Toutes les parties concernant le vaudou et ses rites m'ont également passionnée. On est loin ici de l'utilisation horrifique qu'on fait trop souvent de cette religion. Si je me réfère à un site que j'ai consulté en parallèle, le roman d'Isabel Allende est l'un de ceux qui expliquent et mettent en scène ce culte avec le plus de précision et de sérieux. Je ne dirais pas que loas et rites n'ont plus de secrets après cette lecture - ce n'est pas plus un essai ethnologique qu'historique - mais ça donne un aperçu général.

Autre point sur lequel on apprend beaucoup, il s'agit de l'esclavage. le récit se déroule principalement dans des plantations de canne à sucre. le travail est si dur et le traitement des esclaves si déplorable que les maîtres sont au regret de devoir renouveler leur "cheptel" régulièrement. Des bateaux spécialisés dans la traite négrière accordent sans cesse pour apporter de nouvelles forces de travail. L'auteur dresse un portrait très complet de ce système aberrant. On voit les souffrances endurées, l'humiliation d'être considéré comme une marchandise, de se retrouver sous la férule d'un maître qui peut disposer comme il l'entend de sa propriété. Nombre se scènes sont atroces et m'ont fait bondir de colère face aux théories mises en avant pour justifier l'asservissement des peuples africains, les arguments passant du naturalisme à la Bible.
En ce sens, ce livre m'a fait penser aux divers ouvrages d'Alex Haley, notamment Racines ou Queen. Et bien d'autres.
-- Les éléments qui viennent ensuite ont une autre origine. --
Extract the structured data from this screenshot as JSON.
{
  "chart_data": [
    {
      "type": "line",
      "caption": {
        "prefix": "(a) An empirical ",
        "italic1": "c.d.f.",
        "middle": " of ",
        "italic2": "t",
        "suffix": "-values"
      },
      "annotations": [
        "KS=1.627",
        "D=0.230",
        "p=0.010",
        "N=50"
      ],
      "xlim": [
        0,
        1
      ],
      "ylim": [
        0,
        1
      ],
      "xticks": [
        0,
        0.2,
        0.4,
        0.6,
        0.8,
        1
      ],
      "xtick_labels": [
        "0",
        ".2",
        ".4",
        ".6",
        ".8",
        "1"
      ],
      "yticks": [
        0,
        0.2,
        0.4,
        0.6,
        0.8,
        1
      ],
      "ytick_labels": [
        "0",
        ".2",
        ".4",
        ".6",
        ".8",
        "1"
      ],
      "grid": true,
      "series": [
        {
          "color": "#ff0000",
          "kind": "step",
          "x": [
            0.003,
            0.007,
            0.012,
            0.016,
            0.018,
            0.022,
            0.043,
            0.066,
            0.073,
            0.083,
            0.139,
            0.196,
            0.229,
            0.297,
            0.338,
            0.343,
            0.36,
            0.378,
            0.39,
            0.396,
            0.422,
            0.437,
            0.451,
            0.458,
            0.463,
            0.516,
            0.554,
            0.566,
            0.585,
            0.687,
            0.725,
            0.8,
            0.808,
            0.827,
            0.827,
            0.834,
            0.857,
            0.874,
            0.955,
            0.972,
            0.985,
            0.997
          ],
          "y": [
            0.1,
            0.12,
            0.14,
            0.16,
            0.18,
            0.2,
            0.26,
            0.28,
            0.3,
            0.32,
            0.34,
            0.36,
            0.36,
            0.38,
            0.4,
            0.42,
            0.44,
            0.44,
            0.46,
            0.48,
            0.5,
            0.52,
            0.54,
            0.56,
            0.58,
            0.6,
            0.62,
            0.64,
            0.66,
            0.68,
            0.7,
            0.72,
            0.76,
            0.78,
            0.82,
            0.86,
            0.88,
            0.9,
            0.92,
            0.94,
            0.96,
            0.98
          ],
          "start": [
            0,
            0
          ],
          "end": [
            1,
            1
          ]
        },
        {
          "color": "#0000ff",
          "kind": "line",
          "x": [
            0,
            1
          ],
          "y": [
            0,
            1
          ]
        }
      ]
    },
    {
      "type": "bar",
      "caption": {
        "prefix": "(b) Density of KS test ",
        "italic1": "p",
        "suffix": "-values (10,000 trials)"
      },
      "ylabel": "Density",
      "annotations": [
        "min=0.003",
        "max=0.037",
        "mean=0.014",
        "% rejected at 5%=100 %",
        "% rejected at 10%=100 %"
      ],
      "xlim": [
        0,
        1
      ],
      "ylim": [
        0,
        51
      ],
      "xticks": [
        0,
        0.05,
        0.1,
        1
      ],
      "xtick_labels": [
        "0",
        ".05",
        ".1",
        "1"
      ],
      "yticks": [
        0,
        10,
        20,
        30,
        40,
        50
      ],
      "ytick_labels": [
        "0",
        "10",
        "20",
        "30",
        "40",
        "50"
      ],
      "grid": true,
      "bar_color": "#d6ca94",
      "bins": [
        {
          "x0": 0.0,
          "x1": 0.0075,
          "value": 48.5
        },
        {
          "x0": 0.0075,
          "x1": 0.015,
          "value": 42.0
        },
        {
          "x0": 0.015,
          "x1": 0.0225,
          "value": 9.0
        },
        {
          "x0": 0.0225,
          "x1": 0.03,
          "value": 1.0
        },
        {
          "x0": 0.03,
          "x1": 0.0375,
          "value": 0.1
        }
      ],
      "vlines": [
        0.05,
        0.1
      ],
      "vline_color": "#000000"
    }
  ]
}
A chaque fois je me sens consternée et affligée devant l'horreur de ce système.

Isabel Allende signe avec L'île sous la mer un roman marquant et fort, à la fois dramatique et plein de vie. Les personnages sont nombreux et tous travaillés en profondeur. On est loin d'un manichéisme primaire "méchants Blancs / gentils Noirs". Les individus mis en scène reflètent, je pense, le panel de nuances de toute société. L'auteur réussit à nous attacher à eux et j'ai refermé les pages sur Zarité, Violette, Tante Rose, le docteur Parmentier et bien d'autres, avec regret. Ses personnages sont majoritairement féminins et font pour la plupart preuve d'une force extraordinaire dans une société où le sang et la couleur de la peau suivent une hiérarchie stricte entre Grands Blancs, Petits Blancs, quarterons, Noirs, affranchis, etc.

En conclusion, ce livre m'a émue, m'a révoltée, m'a instruite et m'a apporté un formidable moment de lecture. J'en ressors sonnée mais aussi ravie. J'ai hâte de lire d'autres textes de cette conteuse hors pair.